Some mutants decide to follow Magneto (Ian McKellen) who adopts a lot of racially militant language, essentially seeing their dilemma as a purity war. Some of the mutants even refer to their birth names as slave names and the president opts to solve the problem “By any means necessary.”
“You know, sometimes when you cage the beast, the beast gets angry.” –Wolverine (Hugh Jackman)
The other half of X-Men: The Last Stand revolves around death and resurrection. Their journey begins with a resurrection. Dr. Jean Grey/Phoenix (Famke Janssen) returns with her alternate personality, The Phoenix - a being of all desire, joy, and rage, battling for control of her. Her return leads to the death of several characters. Again, this points to a problem with this movie. If you are going to do the Dark Phoenix story, commit to that story. Allow Famke to display the emotional range this story would require. Don’t reduce it to a subplot.
This fanboy take on the classic Dark Phoenix storyline represents that internal battle we face as we wrestle with that part of ourselves we believe to be unchecked, our sense of freedom, individuality, and self-sufficiency taken to extreme. Like Jean Grey, it is our other self, the product of fallen creation, living contrary to what we were created to be. The path of The Phoenix, with its subtle Jean Grey possessed by Phoenix imagery, leaves only entropy and death in its wake.
“Don’t let it control you.” –Professor Xavier (Patrick Stewart)

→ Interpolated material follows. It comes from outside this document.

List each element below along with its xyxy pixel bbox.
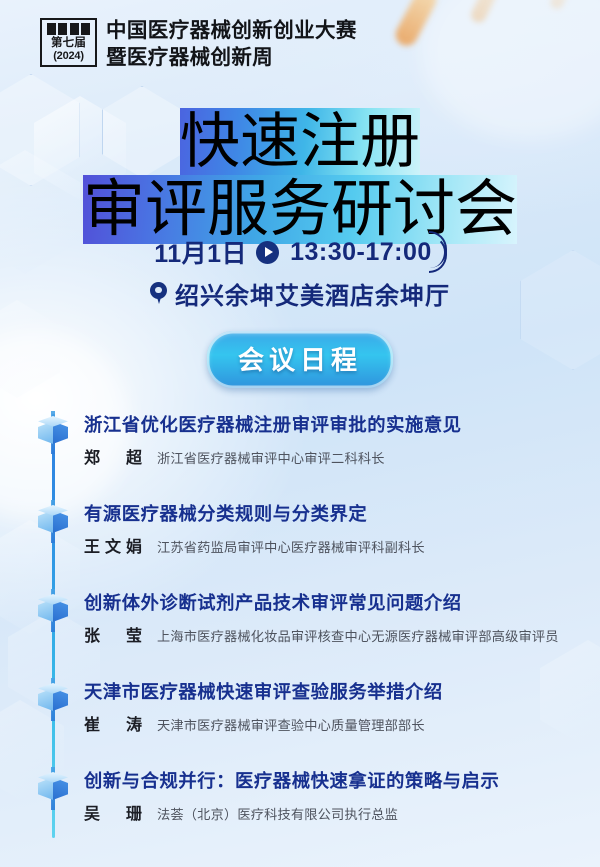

We’re all born with this inner beast, this out of control aspect to ourselves. The struggle is one that Wolverine (Hugh Jackman) especially identifies with. We all have a choice to make, to choose to be what you are. The choice of how to live, of what to be about, is represented in deciding between the way of Professor Xavier (the path of control/help, ultimately leading to peace and reconciliation) and that of and Magneto (unbridled freedom ultimately leading to chaos and death).
“Be what you are, what nature intended.” –Magneto
We are looking for a story to define us, a community to belong to, be it punk (the anarchist story), militia (the story of ”patriotism”), gang (the story of street families), or being a mutant (the story of how they were born). When institutions fail to do what the were created to do, be what they were supposed to be about, other places–not often looking like one expects–will spring up to do their job. Professor Xavier preaches a gospel message of peace and reconciliation. He believes that the best way to spread this message is by providing a safe place for people to work out their questions all the while teaching them ways to discipline themselves so that they can control themselves. Such safe havens involve first being a community, allowing people to have a sense of belonging before believing. People need to find a place to call home, a place to belong, and people to call family. As Storm put it, “we work as a team.”

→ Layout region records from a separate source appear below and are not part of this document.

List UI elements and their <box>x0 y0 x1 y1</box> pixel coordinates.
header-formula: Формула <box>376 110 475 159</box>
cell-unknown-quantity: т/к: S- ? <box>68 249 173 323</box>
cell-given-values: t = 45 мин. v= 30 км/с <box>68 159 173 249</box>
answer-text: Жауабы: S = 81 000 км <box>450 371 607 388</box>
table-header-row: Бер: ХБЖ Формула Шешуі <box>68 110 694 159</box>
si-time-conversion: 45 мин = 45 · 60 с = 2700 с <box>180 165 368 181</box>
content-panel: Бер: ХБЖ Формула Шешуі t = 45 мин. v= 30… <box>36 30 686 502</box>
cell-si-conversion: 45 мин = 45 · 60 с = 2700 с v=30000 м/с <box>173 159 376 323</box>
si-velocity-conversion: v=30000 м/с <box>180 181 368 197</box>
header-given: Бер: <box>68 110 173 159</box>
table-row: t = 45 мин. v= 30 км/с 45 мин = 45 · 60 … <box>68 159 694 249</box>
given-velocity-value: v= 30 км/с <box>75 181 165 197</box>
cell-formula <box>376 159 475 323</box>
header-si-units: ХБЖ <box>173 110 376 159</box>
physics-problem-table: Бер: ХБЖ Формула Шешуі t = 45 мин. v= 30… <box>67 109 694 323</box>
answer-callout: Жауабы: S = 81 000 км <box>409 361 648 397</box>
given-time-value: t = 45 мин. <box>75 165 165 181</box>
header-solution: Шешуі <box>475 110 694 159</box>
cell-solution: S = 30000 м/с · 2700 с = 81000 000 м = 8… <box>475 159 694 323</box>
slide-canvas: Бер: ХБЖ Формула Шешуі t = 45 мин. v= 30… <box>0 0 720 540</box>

Phoenix: You would die for them.
Wolverine: Not for them. For you.
Freedom to live as you were meant to live comes at a cost. “If you want freedom, you have to fight for it,” Magneto says. To be formed into the people we were meant to be requires discipline. A choice, community, formation, the path of discipleship is a long and difficult one. As Robert Webber put it “discipleship is a long obedience in the same direction,” but it is a journey worth taking in order to fulfill the vision of a world united.

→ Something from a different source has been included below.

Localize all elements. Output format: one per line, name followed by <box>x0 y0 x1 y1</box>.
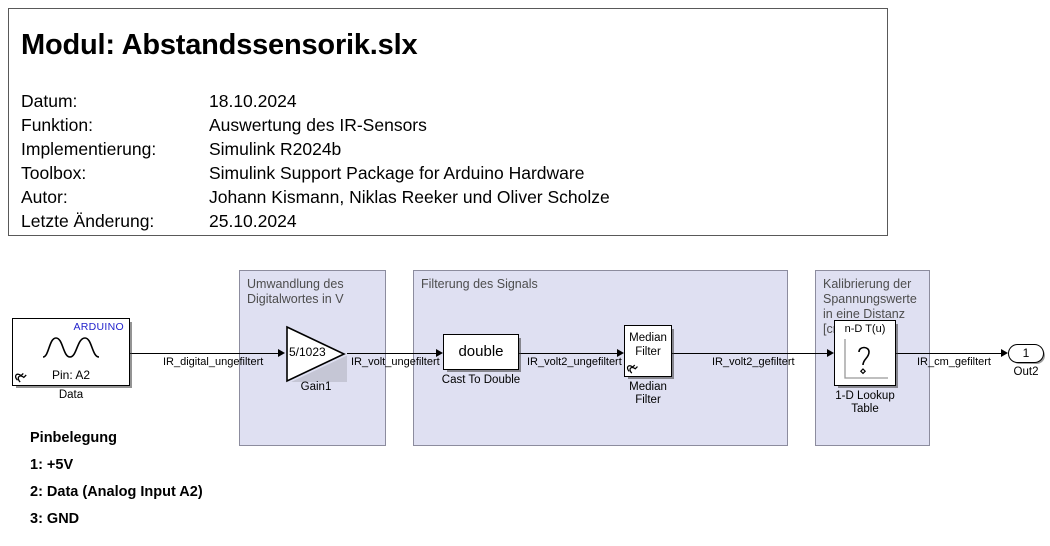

X-Men: The Last Stand is sadly predictable with an inescapable sense of forced pathos. There is no emotional development to any of the characters. During the course of the movie we lose a lot of beloved characters (no matter what the clip after the credits hints at), the heart of the franchise; but the movie doesn’t move us with their loss, it only plays out the expected cues and tells us we’re to feel moved now. The movie raises a lot of questions and issues, but chooses to not engage or meditate on them. What we are left with is this bleak vehicle-by-numbers that distracts us with cool scenes and action (that can’t even keep the time of day straight). File this in the cabinet with third installments to a franchise that didn’t quite live up to the first two (Alien 3, Blade: Trinity). We can hold out hope for the rumored Wolverine movie.